Terkait perubahan data Kartu Keluarga dalam Pasal 18 Ayat 3 Peraturan Menteri, Anda harus mengirimkan Kartu Keluarga asli yang sudah ada atau bukti pengaduan kehilangan dari polisi bila kartunya tidak dapat dikembalikan. Sedangkan dalam Rancangan Aturan Pemerintah untuk Provinsi Jawa Barat, jikalau Kartu Keluarga baru dibuat akibat adanya penyesuaian anggota keluarga dan proses ini dilakukan dalam waktu setahun, maka diperlukan lampiran berupa fotokopi Kartu Keluarga sebelumnya ataupun surat konfirmasi dari RT/RW yang mencantumkan periode tinggal individu tersebut. “Aturannya tak sinkron dengan Ketentuan Mendikdasmen tentang dokumen-dokumen yang mesti dipersiapkan saat terjadi modifikasi pada Kartu Keluarga,” ungkap Dan.
Di bagian terakhir pembentukan Peraturan Gubernur serta Panduan Teknis Sistem Pendaftaran Calon Siswa baru di Provinsi Jawa Barat, Ombudsman merekomendasikan untuk melakukan perbaikan berdasarkan Pedoman Menteri Pendidikan Dasar dan Menengah.
Aturan dan panduannya harus mencakup rincian operasional minimal 19 wewenang pemerintahan daerah sebagaimana ditetapkan dalam kebijakan Menteri. Selain itu, disyaratkan agar ketentuan Jawa Barat tetap sama dengan regulasi Menteri guna menghindari risiko penyimpangan administratif serta kerugian bagi publik.
“Kami merekomendasikan kepada Dinas Pendidikan Provinsi Jawa Barat supaya berdiskusi dengan unit yang bertanggung jawab atas penjaminan kualitas pendidikan di Kementerian Pendidikan Dasar dan Menengah. Tujuannya adalah untuk memverifikasi semua saran dari publik sehingga tidak melanggar peraturan atau panduan,” jelasnya.

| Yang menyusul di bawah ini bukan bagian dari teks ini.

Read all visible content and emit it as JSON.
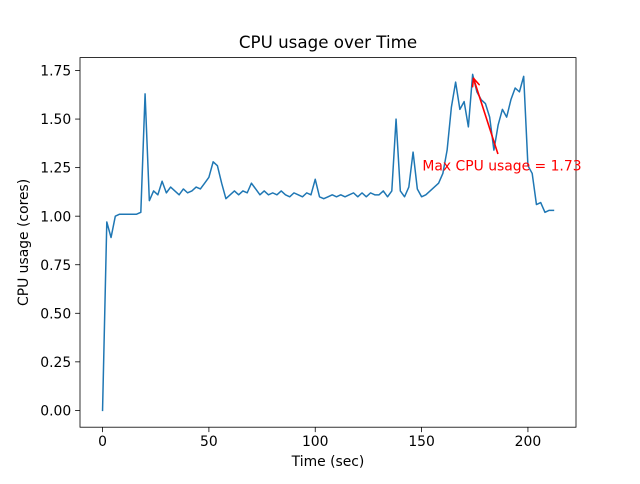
{
  "figure": {
    "background": "#ffffff"
  },
  "chart_data": {
    "type": "line",
    "title": "CPU usage over Time",
    "xlabel": "Time (sec)",
    "ylabel": "CPU usage (cores)",
    "grid": false,
    "legend": false,
    "xlim": [
      -10.6,
      222.6
    ],
    "ylim": [
      -0.0865,
      1.8165
    ],
    "xticks": {
      "values": [
        0,
        50,
        100,
        150,
        200
      ],
      "labels": [
        "0",
        "50",
        "100",
        "150",
        "200"
      ]
    },
    "yticks": {
      "values": [
        0.0,
        0.25,
        0.5,
        0.75,
        1.0,
        1.25,
        1.5,
        1.75
      ],
      "labels": [
        "0.00",
        "0.25",
        "0.50",
        "0.75",
        "1.00",
        "1.25",
        "1.50",
        "1.75"
      ]
    },
    "series": [
      {
        "name": "CPU usage",
        "color": "#1f77b4",
        "line_width": 1.5,
        "x": [
          0,
          2,
          4,
          6,
          8,
          10,
          12,
          14,
          16,
          18,
          20,
          22,
          24,
          26,
          28,
          30,
          32,
          34,
          36,
          38,
          40,
          42,
          44,
          46,
          48,
          50,
          52,
          54,
          56,
          58,
          60,
          62,
          64,
          66,
          68,
          70,
          72,
          74,
          76,
          78,
          80,
          82,
          84,
          86,
          88,
          90,
          92,
          94,
          96,
          98,
          100,
          102,
          104,
          106,
          108,
          110,
          112,
          114,
          116,
          118,
          120,
          122,
          124,
          126,
          128,
          130,
          132,
          134,
          136,
          138,
          140,
          142,
          144,
          146,
          148,
          150,
          152,
          154,
          156,
          158,
          160,
          162,
          164,
          166,
          168,
          170,
          172,
          174,
          176,
          178,
          180,
          182,
          184,
          186,
          188,
          190,
          192,
          194,
          196,
          198,
          200,
          202,
          204,
          206,
          208,
          210,
          212
        ],
        "values": [
          0.0,
          0.97,
          0.89,
          1.0,
          1.01,
          1.01,
          1.01,
          1.01,
          1.01,
          1.02,
          1.63,
          1.08,
          1.13,
          1.11,
          1.18,
          1.12,
          1.15,
          1.13,
          1.11,
          1.14,
          1.12,
          1.13,
          1.15,
          1.14,
          1.17,
          1.2,
          1.28,
          1.26,
          1.17,
          1.09,
          1.11,
          1.13,
          1.11,
          1.13,
          1.12,
          1.17,
          1.14,
          1.11,
          1.13,
          1.11,
          1.12,
          1.11,
          1.13,
          1.11,
          1.1,
          1.12,
          1.11,
          1.1,
          1.12,
          1.11,
          1.19,
          1.1,
          1.09,
          1.1,
          1.11,
          1.1,
          1.11,
          1.1,
          1.11,
          1.12,
          1.1,
          1.12,
          1.1,
          1.12,
          1.11,
          1.11,
          1.13,
          1.1,
          1.13,
          1.5,
          1.13,
          1.1,
          1.15,
          1.33,
          1.14,
          1.1,
          1.11,
          1.13,
          1.15,
          1.17,
          1.22,
          1.34,
          1.56,
          1.69,
          1.55,
          1.59,
          1.46,
          1.73,
          1.64,
          1.6,
          1.58,
          1.51,
          1.34,
          1.47,
          1.55,
          1.51,
          1.6,
          1.66,
          1.64,
          1.72,
          1.26,
          1.22,
          1.06,
          1.07,
          1.02,
          1.03,
          1.03
        ]
      }
    ],
    "annotation": {
      "text": "Max CPU usage = 1.73",
      "max_value": 1.73,
      "color": "#ff0000",
      "xy": [
        174.4,
        1.71
      ],
      "xytext": [
        150.4,
        1.235
      ],
      "arrow_tail": [
        185.9,
        1.32
      ]
    }
  }
}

Sebelumnya pada Kamis, 10 April 2025, Dinas Pendidikan Jawa Barat di kantornya di Bandung menggelar Uji Publik Eksternal Peraturan Gubernur Sistem Penerimaan Murid Baru (SPMB) 2025. Dalam keterangan tertulisnya, Gubernur Jawa Barat Dedi Mulyadi menegaskan Sistem Penerimaan Murid Baru tahun ini tidak boleh gaduh dan harus kondusif. Kemudian, tidak boleh ada anak yang tidak sekolah karena terhambat SPMB dan juga harus memperhatikan calon peserta didik dari keluarga ekonomi tidak mampu.
“Khusus domisili, gubernur berharap anak-anak di wilayah sekolah itu harus diterima,” ujar pelaksana tugas Kepala Dinas Pendidikan Jawa Barat Deden Saepul Hidayat.
Selain itu sesuai komitmen bersama yang telah dilakukan, SPMB harus transparan, dapat dipertanggungjawabkan, dan bebas dari tekanan. Sistem Penerimaan Murid Baru 2025 akan membuka empat jalur pendaftaran yaitu berdasarkan domisili, prestasi, afirmasi, dan mutasi.